The New Zealand dollar stuck to a very tight range against the greenback in Asian trading as markets await key events in the US for direction.
The kiwi traded at 67.68 US cents as at 5pm in Wellington from 67.61 cents at 8:30am and 67.65 cents late yesterday. The trade-weighted index was at 72.44 from 72.28.
Trading was quiet partly due to the overnight Independence Day holiday in the US but also ahead of minutes from the latest Federal Reserve policy meeting, the imposition of US tariffs on US$50 billion ($73.9b) worth of imports from China and non-farm payrolls data in the US Friday. Investors will be watching to see how China responds as fears of a trade war continue to cloud markets.
"It's really waiting on those things before deciding which way to lurch," said Ross Weston, a senior trader at Kiwibank. Weston, however, said he expects it to remain range bound between 67 US cents and 68 cents until there is a significant driver.
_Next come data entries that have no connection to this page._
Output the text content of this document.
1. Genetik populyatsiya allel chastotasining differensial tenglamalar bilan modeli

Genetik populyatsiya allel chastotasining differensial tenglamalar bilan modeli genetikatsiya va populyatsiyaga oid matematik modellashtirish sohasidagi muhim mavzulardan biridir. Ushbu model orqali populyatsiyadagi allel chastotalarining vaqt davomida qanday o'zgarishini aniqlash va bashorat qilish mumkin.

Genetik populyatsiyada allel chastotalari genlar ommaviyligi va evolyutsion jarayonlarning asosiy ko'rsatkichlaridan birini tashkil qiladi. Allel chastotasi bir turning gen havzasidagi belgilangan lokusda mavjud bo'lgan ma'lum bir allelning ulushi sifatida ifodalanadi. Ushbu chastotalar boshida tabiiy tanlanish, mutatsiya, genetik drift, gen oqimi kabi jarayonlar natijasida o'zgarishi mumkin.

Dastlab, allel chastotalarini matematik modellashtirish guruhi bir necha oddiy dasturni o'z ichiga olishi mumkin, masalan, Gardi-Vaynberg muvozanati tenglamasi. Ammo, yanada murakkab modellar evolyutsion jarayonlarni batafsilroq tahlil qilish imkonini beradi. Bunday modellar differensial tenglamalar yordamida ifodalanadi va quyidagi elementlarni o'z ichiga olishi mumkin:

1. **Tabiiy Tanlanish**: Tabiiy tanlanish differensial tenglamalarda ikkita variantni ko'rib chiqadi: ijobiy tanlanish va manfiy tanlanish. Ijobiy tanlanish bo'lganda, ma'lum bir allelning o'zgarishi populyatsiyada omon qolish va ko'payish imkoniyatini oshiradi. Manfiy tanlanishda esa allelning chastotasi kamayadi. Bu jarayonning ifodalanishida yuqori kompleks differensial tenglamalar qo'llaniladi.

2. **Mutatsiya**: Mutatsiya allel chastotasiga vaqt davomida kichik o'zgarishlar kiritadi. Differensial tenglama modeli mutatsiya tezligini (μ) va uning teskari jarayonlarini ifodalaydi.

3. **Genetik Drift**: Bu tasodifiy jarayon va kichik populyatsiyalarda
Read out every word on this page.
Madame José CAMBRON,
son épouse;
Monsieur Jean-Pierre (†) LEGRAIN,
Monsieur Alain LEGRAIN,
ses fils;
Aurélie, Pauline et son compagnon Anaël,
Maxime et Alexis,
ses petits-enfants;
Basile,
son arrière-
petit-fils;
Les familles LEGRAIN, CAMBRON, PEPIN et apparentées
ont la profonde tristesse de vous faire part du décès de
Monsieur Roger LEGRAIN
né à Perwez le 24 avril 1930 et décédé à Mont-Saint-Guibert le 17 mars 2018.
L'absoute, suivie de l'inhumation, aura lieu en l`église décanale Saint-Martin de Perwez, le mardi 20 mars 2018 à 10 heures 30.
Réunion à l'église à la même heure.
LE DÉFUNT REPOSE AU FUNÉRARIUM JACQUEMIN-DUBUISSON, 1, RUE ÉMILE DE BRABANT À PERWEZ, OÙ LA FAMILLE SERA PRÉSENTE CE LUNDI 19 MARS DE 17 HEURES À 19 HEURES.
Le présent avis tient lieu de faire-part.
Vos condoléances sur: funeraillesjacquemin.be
He also said the kiwi is finding some support as investors pare back short positions. Going short means betting on a currency to decline and short positions have recently swelled to levels reached only a few times since 2010.
On the domestic front, Weston said the market is waiting for second-quarter inflation data due later this month, which may be stronger-than-expected would support the kiwi, given the market has priced in a possible rate cut after the latest cash rate review from the central bank.
The kiwi dollar traded at 4.4931 yuan from 4.4821 yuan yesterday and rose to 91.83 Australian cents from to 91.38 cents yesterday. It traded at 74.73 yen from 74.70 yen. It was at 58.06 euro cents from 57.99 euro cents and eased 51.18 British pence from 51.24 pence.
New Zealand's two-year swap rate fell 1 basis point to 2.13 per cent while 10-year swaps were unchanged at 3 per cent.